To deconstruct the text or writers own writing is one of the prominent key feature of postmodern novels. Adiga and Julian Barnes way of narrating the things at some level similar. For example, first character narrates the story and letter on by him / her self deconstructed the narrative. Like in Adiga's the white tiger,
As novel begin that in first sense Balram talk about to Mr. Jiabao. He says that,
“Neither you nor I can speak English but there are some things that can be said only in English”.
It means that Adiga knows about use of language as better way.
This novel we also deconstructed on the basis of class conflict. Balram is servant and also driver of Honda city car. In India servant is always faithful to his master example like Hanuman. So here this idea of loyal or faithful servant of his master was deconstructed very artfully.
(4) Is it possible to read The White Tiger in context of Globalization?

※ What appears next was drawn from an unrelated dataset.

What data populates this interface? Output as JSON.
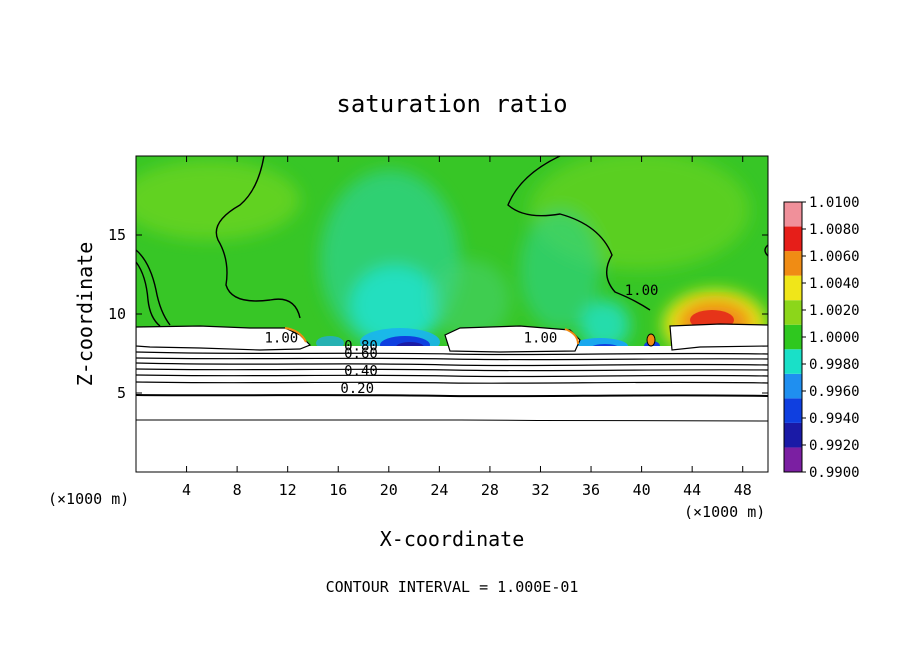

Yes, it is possible to read "The White Tiger" in the context of Globalization. Through out the novel we see some form of America seems to pop up in a key moment. for example when Balram is describing Ashok’s corruption on page 173,
Yes, it is possible to read "The White Tiger" in the context of Globalization. Through out the novel we see some form of America seems to pop up in a key moment. for example when Balram is describing Ashok’s corruption on page 173,
“you’ve got plenty of places to drink beer, dance, pick up girls, that sort of thing. A small bit of America in India.”So here see effect of globalization clearly. India is being like America so here we see cultural diversity and open up new exiting world. Some how it is good thing but sometime it also harm to the culture. Next we see in the novel that Balram sees Ashok being transformed by the influence of American culture, the creeping globalization that is taking over Delhi.